Esa oda a la memoria de la que ahora hace gala alcanzó su máximo exponente cuando dio el pregón de la Semana Santa. Cuentan los que allí estuvieron que se dedicó a pasar las páginas durante hora y media pero sin poner la vista en ellas.
Era consciente de que dominaba el pregón y era capaz de darlo de memoria, tal y como lo hice. Las cofradías son emoción y a mí, en esos momentos, se me quiebra la voz. Le temía mucho a no controlar esos sentimientos. Cuando terminó el concierto, vinieron los de protocolo para llevarme al escenario. En aquel momento, vi a mi padre y me dijo: “Tranquilo que todo va a salir muy bien. Mamá desde el cielo te va a ayudar” (baja levemente el tono de voz). Aquello me marcó.
Pero cuando salí al escenario, estaba ya tranquilo. Esto es como la oratoria forense; tú estás con el pellizco en la barriga, pero una vez que pides la venia, todo fluye. Salí con papeles por dos razones: primero, porque se podía interpretar como una chulería; la segunda es porque a mi mujer le iba a dar algo. Pero me lo sabía de memoria y me lo sigo sabiendo de memoria.
Su compromiso con las cofradías también ha derivado en una forma de pensar en la ciudad. Usted ha formado parte del II Plan Estratégico Málaga ciudad de Cultura. ¿Qué frutos dio aquello?
Muchas de las cosas que estamos viviendo ahora mismo se planificaron en una serie de reuniones a las que tuve la suerte y el privilegio de asistir. Muchas de las cosas que diseñamos en los primeros años de este siglo son ahora realidad. Recuerdo aquella ponencia Ágora, ciudad mediterránea: la ciudad concebida como un espacio para la cultura.
¿Quiénes estaban en esa comisión?
Garrido Moraga, José Manuel Cabra de Luna… Gente de muchísimo nivel. Allí se configuró la ciudad de los Museos y el famoso eje de Alcazabilla-Císter-Granada. Málaga tiene en medio kilómetro cuadrado restos fenicios con las piletas de Garum, el teatro romano, la Alcazaba y la Catedral cristiana.
¿Se parece esta Málaga a la que imaginó de niño?
Se está empezando a parecer.
¿Qué le queda?
El río, al que nadie es capaz de meterle el tenedor y el cuchillo. Me parece muy bien el Plan Litoral y el soterramiento del Muelle Heredia y el paseo de los Curas, pero la gran obra pendiente de la ciudad es el impresentable río donde se ha enterrado mucho dinero sin resultado satisfactorio. El Guadalmedina es la gran asignatura pendiente.

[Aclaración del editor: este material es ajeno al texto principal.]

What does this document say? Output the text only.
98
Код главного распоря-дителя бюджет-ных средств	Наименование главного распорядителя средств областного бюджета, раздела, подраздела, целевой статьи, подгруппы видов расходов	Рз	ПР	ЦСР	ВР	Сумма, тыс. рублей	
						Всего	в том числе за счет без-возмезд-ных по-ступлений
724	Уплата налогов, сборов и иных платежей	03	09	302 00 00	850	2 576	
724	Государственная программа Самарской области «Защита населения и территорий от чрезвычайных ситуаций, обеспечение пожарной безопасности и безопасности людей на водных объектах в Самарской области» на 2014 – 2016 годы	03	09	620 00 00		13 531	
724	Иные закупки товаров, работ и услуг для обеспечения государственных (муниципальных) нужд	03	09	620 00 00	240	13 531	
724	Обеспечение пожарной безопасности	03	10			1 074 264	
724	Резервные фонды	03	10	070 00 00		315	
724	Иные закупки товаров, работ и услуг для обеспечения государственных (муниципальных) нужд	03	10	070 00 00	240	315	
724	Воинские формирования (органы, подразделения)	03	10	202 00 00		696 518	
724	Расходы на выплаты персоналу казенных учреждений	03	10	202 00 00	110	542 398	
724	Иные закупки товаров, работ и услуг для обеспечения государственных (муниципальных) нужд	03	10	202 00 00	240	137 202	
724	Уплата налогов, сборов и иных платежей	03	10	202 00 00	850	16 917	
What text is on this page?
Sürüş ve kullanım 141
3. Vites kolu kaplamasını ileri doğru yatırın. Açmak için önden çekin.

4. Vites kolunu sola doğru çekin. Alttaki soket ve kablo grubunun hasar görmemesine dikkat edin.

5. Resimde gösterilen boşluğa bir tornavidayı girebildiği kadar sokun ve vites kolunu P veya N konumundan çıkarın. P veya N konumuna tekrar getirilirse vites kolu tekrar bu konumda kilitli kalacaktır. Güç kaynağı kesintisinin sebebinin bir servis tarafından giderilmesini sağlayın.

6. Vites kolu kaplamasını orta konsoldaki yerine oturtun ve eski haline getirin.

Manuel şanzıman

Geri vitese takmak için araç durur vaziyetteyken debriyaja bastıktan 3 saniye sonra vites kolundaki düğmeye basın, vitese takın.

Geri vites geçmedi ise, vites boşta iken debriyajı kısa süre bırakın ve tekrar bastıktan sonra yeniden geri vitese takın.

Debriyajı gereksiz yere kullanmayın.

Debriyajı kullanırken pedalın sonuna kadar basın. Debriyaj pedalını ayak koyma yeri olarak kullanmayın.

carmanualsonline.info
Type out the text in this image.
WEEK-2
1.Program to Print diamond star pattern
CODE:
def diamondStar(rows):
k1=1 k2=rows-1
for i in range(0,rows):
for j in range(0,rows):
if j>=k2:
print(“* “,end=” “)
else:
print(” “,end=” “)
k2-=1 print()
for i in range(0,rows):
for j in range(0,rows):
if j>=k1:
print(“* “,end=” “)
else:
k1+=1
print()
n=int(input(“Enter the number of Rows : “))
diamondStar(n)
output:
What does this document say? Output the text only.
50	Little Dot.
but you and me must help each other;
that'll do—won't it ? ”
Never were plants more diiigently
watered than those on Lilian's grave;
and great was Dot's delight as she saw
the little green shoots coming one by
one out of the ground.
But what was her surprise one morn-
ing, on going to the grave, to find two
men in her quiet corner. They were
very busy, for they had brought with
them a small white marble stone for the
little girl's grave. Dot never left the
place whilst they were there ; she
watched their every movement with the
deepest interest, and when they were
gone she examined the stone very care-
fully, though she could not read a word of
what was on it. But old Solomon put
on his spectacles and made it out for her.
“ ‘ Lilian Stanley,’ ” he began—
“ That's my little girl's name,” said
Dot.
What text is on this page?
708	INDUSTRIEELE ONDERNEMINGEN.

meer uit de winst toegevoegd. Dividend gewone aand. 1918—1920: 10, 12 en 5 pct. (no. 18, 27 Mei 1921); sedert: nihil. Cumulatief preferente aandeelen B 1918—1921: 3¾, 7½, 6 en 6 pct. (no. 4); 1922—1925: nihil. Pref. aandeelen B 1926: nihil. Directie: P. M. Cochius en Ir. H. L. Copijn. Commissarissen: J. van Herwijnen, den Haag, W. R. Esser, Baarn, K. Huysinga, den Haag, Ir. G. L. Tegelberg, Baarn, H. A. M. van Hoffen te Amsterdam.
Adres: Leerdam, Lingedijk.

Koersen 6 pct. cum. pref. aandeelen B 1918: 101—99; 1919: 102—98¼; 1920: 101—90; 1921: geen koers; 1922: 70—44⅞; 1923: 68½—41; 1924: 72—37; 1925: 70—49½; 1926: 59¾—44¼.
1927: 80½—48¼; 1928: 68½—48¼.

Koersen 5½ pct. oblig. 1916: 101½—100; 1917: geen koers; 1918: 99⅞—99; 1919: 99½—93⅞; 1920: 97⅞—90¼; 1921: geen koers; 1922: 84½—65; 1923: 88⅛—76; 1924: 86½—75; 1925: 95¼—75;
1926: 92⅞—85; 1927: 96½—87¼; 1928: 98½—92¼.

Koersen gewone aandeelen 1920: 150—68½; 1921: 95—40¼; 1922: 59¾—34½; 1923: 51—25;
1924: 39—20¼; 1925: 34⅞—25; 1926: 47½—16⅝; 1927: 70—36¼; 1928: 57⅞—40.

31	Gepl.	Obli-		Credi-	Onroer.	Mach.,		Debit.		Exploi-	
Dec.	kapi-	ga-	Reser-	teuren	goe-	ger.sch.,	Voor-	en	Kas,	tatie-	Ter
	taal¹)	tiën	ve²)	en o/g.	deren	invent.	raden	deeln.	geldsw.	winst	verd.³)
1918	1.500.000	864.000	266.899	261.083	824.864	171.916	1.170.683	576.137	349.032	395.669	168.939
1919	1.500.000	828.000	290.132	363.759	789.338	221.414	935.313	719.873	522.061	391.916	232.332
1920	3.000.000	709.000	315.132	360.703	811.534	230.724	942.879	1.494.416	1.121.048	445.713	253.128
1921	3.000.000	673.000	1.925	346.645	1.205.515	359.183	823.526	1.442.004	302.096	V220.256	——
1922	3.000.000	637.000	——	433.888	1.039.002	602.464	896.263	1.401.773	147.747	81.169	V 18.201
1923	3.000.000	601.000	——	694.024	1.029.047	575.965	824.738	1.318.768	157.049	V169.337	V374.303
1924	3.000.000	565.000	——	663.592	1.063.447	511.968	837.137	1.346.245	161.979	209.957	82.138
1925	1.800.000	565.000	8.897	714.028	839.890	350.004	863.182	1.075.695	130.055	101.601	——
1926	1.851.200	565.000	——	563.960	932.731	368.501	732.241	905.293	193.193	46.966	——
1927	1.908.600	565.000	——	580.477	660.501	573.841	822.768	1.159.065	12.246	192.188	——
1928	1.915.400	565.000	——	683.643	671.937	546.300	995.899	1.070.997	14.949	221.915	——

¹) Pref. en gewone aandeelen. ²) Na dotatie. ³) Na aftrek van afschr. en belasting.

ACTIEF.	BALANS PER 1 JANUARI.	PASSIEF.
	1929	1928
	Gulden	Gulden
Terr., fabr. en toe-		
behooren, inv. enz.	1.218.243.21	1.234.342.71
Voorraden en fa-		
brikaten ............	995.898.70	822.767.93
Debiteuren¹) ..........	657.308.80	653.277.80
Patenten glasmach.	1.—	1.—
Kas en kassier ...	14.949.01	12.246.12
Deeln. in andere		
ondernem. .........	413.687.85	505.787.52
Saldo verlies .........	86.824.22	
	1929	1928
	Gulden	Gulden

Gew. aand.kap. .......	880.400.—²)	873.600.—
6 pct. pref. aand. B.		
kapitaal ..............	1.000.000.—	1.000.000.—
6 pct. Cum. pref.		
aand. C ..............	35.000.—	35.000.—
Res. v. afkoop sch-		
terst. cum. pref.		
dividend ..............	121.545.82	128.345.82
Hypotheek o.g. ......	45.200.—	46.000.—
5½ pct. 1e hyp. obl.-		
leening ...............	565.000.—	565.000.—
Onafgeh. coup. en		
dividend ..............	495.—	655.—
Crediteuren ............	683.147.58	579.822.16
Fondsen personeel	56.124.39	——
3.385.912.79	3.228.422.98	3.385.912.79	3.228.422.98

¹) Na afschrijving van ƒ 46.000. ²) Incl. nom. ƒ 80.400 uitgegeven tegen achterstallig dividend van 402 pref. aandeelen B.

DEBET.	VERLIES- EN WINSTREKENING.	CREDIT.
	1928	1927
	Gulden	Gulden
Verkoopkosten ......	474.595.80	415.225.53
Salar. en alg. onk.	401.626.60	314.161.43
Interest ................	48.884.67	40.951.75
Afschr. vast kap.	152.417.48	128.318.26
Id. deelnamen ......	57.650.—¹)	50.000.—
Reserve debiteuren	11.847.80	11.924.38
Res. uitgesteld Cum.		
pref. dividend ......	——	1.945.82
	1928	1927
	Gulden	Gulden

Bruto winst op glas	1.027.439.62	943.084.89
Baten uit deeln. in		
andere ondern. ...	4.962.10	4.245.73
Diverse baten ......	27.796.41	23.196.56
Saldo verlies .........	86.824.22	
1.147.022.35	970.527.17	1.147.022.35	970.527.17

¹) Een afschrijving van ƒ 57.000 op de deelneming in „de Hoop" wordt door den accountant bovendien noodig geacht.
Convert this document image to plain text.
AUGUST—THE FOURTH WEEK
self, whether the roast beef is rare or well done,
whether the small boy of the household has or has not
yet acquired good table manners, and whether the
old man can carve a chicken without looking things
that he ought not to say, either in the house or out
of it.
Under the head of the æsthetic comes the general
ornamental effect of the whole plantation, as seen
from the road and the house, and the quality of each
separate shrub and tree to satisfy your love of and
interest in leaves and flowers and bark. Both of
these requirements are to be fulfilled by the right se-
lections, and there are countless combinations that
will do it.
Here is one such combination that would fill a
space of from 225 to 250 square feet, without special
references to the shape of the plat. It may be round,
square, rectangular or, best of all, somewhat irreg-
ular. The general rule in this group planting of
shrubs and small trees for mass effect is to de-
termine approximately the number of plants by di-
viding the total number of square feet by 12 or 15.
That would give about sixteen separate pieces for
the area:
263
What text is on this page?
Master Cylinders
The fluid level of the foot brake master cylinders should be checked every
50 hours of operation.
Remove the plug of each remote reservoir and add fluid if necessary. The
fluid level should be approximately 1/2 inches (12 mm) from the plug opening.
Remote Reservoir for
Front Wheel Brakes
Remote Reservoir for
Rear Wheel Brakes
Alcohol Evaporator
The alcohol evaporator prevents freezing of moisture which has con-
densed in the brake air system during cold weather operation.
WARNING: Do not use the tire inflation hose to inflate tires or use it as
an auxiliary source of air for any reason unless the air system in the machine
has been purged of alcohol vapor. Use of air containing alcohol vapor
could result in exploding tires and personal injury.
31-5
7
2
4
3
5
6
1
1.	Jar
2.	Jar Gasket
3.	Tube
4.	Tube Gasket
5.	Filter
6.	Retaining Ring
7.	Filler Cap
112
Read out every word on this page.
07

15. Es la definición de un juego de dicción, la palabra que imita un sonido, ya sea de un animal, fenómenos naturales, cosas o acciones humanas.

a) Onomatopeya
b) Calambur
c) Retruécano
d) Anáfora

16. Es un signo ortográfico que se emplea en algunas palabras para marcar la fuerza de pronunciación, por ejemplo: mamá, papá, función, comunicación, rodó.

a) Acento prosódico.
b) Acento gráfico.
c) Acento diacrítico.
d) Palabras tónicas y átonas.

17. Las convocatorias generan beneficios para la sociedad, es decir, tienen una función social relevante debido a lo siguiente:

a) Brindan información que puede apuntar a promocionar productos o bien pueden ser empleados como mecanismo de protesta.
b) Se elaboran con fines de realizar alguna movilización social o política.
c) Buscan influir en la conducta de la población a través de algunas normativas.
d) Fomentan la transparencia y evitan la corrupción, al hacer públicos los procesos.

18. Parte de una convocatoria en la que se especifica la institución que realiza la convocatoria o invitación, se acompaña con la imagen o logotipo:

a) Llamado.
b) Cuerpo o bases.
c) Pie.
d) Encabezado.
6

¿Mejora ese entorno con el Moneo?
A mí es que me gusta el Moneo. Con esos cubos hundidos de las terrazas y la azulejería, visualmente me parece bonito.
¿Lo prefiere a un Strachan como había antes, cuando estaba la Mundial todavía en pie?
Yo es que vivo en la época en la que vivo. A mí el cubismo me gusta, que tampoco es de anteayer. Creo que hay un intento descarado de fosilizar la ciudad, de dejarlo todo tal y como está. Cualquier novedad es sospechosa. Cualquier edificio que se levanta bajo los cánones actuales es criticado. A mí, lo que me maravilla y me asombra, es que los que levantan la voz con el Moneo han permanecido en silencio ante la enorme cantidad de obras ramplonas que hay un en el Centro de Málaga. Siempre digo lo mismo: la famosa balaustrada pretenciosa y horrible de los chalés de Málaga desde el Puerto de la Torre hasta el Candado también ha cambiado la visión.
Pero al final, para poder poner en pie el Moneo, ha habido que derrumbar un inmueble obra de uno de los arquitectos por antonomasia de Málaga.
En Málaga hay suficientes edificios de Strachan como para conocer su trabajo y su gran proyecto, que es calle Larios. La Mundial ha sido puesta en otro sitio, con sus herrajes, batientes y demás elementos…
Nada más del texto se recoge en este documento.